Imagine our delight at finding the Ex Auditu article of Dr. Brown. Critical of what he calls the “social Trinity,” he speaks of “a systematic misunderstanding of Son-of-God language in Scripture.” Here he puts his finger, surely, on the age-old conflict. Dr. Brown says:
“Indeed one may ask whether the term ‘Son of God’ is in and of itself a divine title at all. Certainly there are many instances in biblical language where it is definitely not a designation of deity.”
He goes on to illustrate his point from the Bible. Then he says:
“In the light of these passages in their context, the title ‘Son of God’ is not in itself a designation of personal deity or an expression of metaphysical distinctions within the Godhead. Indeed to be ‘Son of God’ one has to be a being who is not God! It is a designation for a creature indicating a special relationship with God. In particular, it denotes God’s representative, God’s vice-regent. It is a designation of kingship, identifying the king as God’s son.”
A marvelous statement! Should not this be made compulsory reading for every student in every land entering the halls of theological seminaries? Our joy of course was made even fuller when we read in the same article that it is a systematic mistake to read “I and the Father are one” (John 10:30) and statements about the mutual indwelling of Jesus and the Father (John 10:38; 14:10, 11, 20; 17:21, 23) as statements about “inner relations of the ‘persons’ of the Trinity.”
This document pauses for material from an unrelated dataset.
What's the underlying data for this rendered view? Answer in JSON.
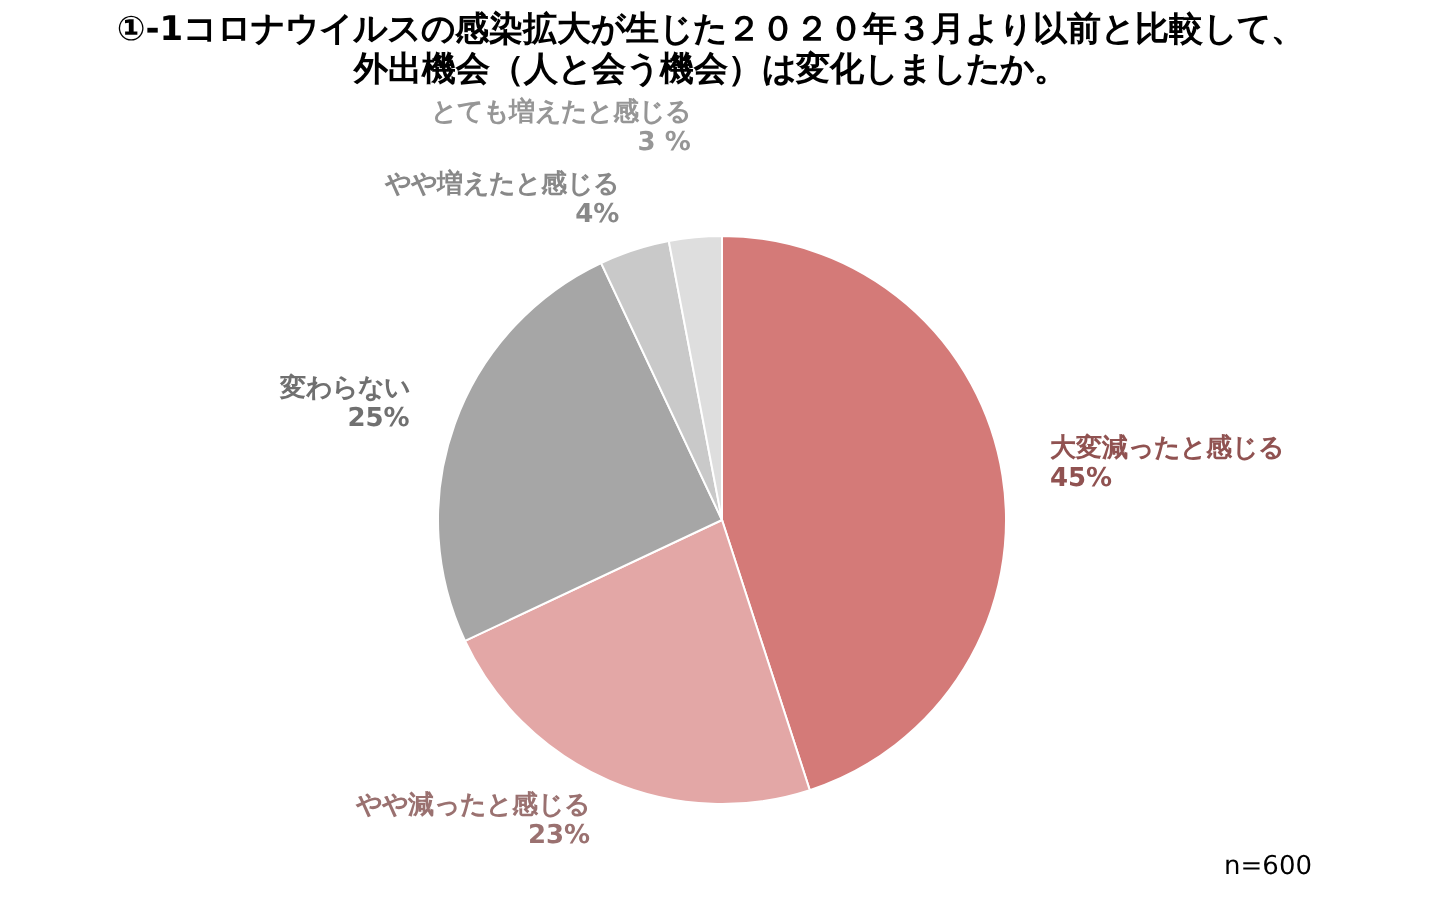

“The Fourth Gospel itself does not require such a reading. When read in context the statements are evidently statements about Jesus’ relationship with the Father on earth.”
Dr. Brown continues:
“It is a common but patent misreading of the opening of John’s Gospel to read it as if it said: ‘In the beginning was the Son and the Son was with God and the Son was God’ (John 1:1). What has happened here is the substitution of the Son for Word (Greek logos), and thereby the Son is made a member of the Godhead which existed from the beginning. But if we follow carefully the thought of John’s prologue, it is the Word that preexisted eternally with God and is God.”